Monday, Feb. 13, 1995
MILESTONES
By LINA LOFARO, ALICE PARK, MICHAEL QUINN, ALAIN L. SANDERS AND SIDNEY URQUHART
HONORED. Former Presidents HARRY TRUMAN and RONALD REGAN; with state-of-the-art aircraft carriers bearing their names, to be commissioned in 1998 and 2002; thanks to President Clinton.
DIED. GERALD DURRELL, 70, British conservationist and best-selling writer; of complications from a liver transplant; in St. Helier on the Channel island of Jersey. The self- described "champion of small uglies," Durrell founded the Jersey Zoological Park in 1958, where he bred endangered species to return to the wild-a controversial but ultimately effective program. Encouraged by his novelist brother Lawrence, he wrote a series of witty, educational musings on his life's work, such as The Overloaded Ark (1953) and the 1956 memoir My Family and Other Animals.
DIED. PATRICIA HIGHSMITH, 74, author of dark, psychological thrillers that attracted a cult following; in Locarno, Switzerland. Born in Texas and educated in New York City, she went to Europe to lead a reclusive life after the success in 1950 of her first novel, Strangers on the Train, which Alfred Hitchcock made into a movie. Highsmith's most famous character was Tom Ripley, an opportunistic and amoral gentleman-murderer.
DIED. DONALD PLEASENCE, 75, stage and screen star; in St.-Paul-de-Vence, France. A chameleon-like character actor who could be as meek as he could be malevolent, he was 40 when he won international notice as the repellent Davies in Harold Pinter's The Caretaker. But his widest audiences were reached in more popular fare like The Great Escape (1963), Halloween (1978) and the James Bond film You Only Live Twice (1967) in which he played cat-loving archvillain Blofeld.
DIED. FRED PERRY, 85, tennis ace and the last British men's singles champ at Wimbledon; in Melbourne, Australia. The son of a trade unionist, Perry was viewed as something of an upstart in the alitist tennis world before he collected three consecutive Wimbledon crowns (1934, '36) and three U.S. Open titles (1933, '34, '36). The first court star to win all four Grand Slam events (though never in one year), Perry retired in the late 1940s. He co-founded a profitable sportswear company that sold the kind of natty tennis garb he favored.
DIED. GEORGE ROBERT STIBITZ, 90, computer pioneer; in Hanover, New Hampshire. In 1937, working in his kitchen, Stibitz cobbled together a primitive adding device out of dry-cell batteries, metal strips from a tobacco can, flashlight bulbs and telephone wires. Many consider it the earliest antecedent to the digital computer. Frustrated as a Bell Labs researcher, Stibitz eventually joined the faculty at Dartmouth.

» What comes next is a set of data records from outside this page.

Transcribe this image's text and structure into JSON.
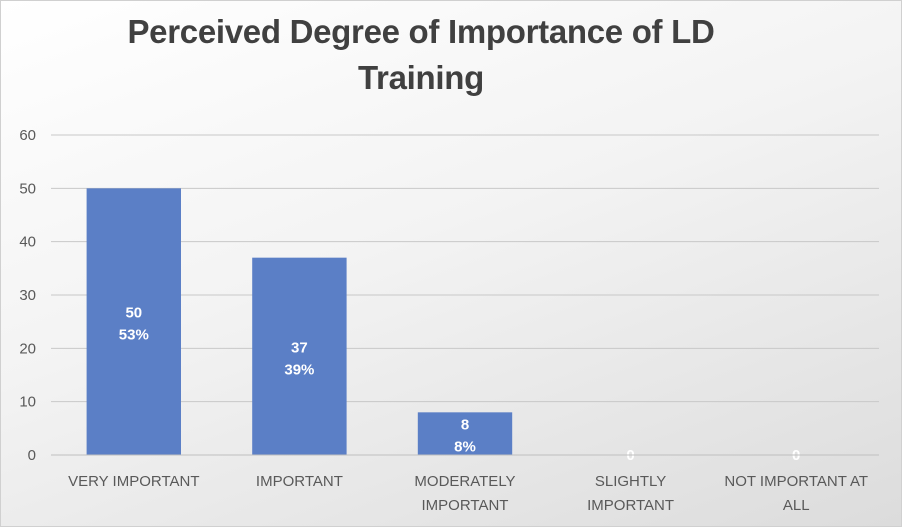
{
  "chart_data": {
    "type": "bar",
    "title": "Perceived Degree of Importance of LD Training",
    "categories": [
      [
        "VERY IMPORTANT"
      ],
      [
        "IMPORTANT"
      ],
      [
        "MODERATELY",
        "IMPORTANT"
      ],
      [
        "SLIGHTLY",
        "IMPORTANT"
      ],
      [
        "NOT IMPORTANT AT",
        "ALL"
      ]
    ],
    "values": [
      50,
      37,
      8,
      0,
      0
    ],
    "percent_labels": [
      "53%",
      "39%",
      "8%",
      "",
      ""
    ],
    "ylim": [
      0,
      60
    ],
    "yticks": [
      0,
      10,
      20,
      30,
      40,
      50,
      60
    ],
    "grid": true,
    "legend": "none",
    "bar_color": "#5b7fc6",
    "gridline_color": "#c8c8c8"
  }
}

DIED. GEORGE ABBOTT, 107, playwright, director, producer; in Miami Beach, Florida. Abbott was easily Broadway's longest-running hit-from a $45-a-week turn as a soused college student in 1913's The Misleading Lady to the rethinking of his 1955 box-office smash Damn Yankees for its current revival. In between were well over 100 productions in which George Abbott was named somewhere in the program, including a succession of bona fide classics: Where's Charley?, Wonderful Town, The Pajama Game, A Funny Thing Happened on the Way to the Forum, Pal Joey. All of them were marked by what came to be known as the "Abbott touch," which eschewed psychological depth for a seamless, balletically precise progression of word, movement, song and stagecraft, all at a pace somewhere between high spirited and frenetic.